Here are a few things that work for me:
Sometimes good is good enough
Communications professionals are often perfectionists. We are often the last barrier before the big wide world and that makes us want to get it “right”. However, when we know a draft is going to a boss or a client that can’t help but edit your work maybe 80% will do (maybe less). A whole lot of you just shuddered when I said that, but it’s true. Put in a little less effort now and maintain your reserves until you have to polish that final version or battle the changes being suggested. Have a good solid draft, and a plan, but don’t stress over every word.
Surround yourself with resilient people
If you are surrounded by people who are constantly stressing out, having meltdowns, whining, it will wear on your resilience. You may not be able to control everyone you work with, but you can choose who your work buddies are and who you turn to when times are tough. Seek out and surround yourself with other resilient, positive people. People that will pep you up, not bring you down.
Work out what is non-negotiable
There were a few things that were non-negotiable for me at work no matter how hectic a day in the office was. They were my things that I did to remain centred. I always made coffee in the morning, even if people were already yelling out my name. It was my one moment I had to breathe before the day began. I always ate lunch, even if it was in a meeting or during a brainstorming session. I always made time for a cup of tea in the afternoon, often it was with one of my team talking through an issue or sharing a story, but the act of making and holding a cup of tea always calmed me. Given all of my things were food related I guess my advice is create your own menu of self-care habits that get you through long days.

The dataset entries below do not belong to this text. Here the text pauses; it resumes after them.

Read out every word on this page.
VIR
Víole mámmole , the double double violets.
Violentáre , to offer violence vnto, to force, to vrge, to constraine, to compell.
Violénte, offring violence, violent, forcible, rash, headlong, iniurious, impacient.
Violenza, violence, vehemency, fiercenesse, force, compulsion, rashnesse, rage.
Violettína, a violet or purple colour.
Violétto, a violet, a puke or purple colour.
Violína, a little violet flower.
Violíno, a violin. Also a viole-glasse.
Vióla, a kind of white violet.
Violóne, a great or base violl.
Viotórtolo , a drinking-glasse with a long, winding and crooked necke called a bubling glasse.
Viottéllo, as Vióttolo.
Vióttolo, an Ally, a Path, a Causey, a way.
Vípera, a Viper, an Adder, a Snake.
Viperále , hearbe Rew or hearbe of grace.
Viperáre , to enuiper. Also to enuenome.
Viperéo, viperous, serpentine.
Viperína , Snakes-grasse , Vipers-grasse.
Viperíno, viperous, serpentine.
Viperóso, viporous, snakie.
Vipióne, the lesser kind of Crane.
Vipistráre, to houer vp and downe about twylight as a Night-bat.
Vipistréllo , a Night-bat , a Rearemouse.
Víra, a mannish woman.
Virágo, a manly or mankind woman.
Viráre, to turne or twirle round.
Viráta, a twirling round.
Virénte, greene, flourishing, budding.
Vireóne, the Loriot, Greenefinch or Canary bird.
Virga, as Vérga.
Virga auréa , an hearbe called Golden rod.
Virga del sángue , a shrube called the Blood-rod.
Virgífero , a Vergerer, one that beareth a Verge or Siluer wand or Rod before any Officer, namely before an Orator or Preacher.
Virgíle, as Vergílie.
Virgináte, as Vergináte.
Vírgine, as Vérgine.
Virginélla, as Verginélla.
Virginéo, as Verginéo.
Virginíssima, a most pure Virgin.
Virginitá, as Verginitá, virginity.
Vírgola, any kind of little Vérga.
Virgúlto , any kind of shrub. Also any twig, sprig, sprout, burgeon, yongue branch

Have something to look forward to
Finally, know when to take a break. I always had a holiday planned. It didn’t matter if it was 12-18 months away. I knew it was there and I could look forward to as an end goal (only 89 days, 4 hours, 23 minutes to go…). It gave me something else to focus on during a bad day. If it’s not a holiday then have something planned that you can look forward to, it adds a little sunshine when things are grey.
For me resilience comes down to this, you need to learn how to dust yourself off and get up again because in communications there will always be setbacks. There is no magic formula, it’s about understanding what pushes your buttons and what reinvigorates you. Then find a balance between the two.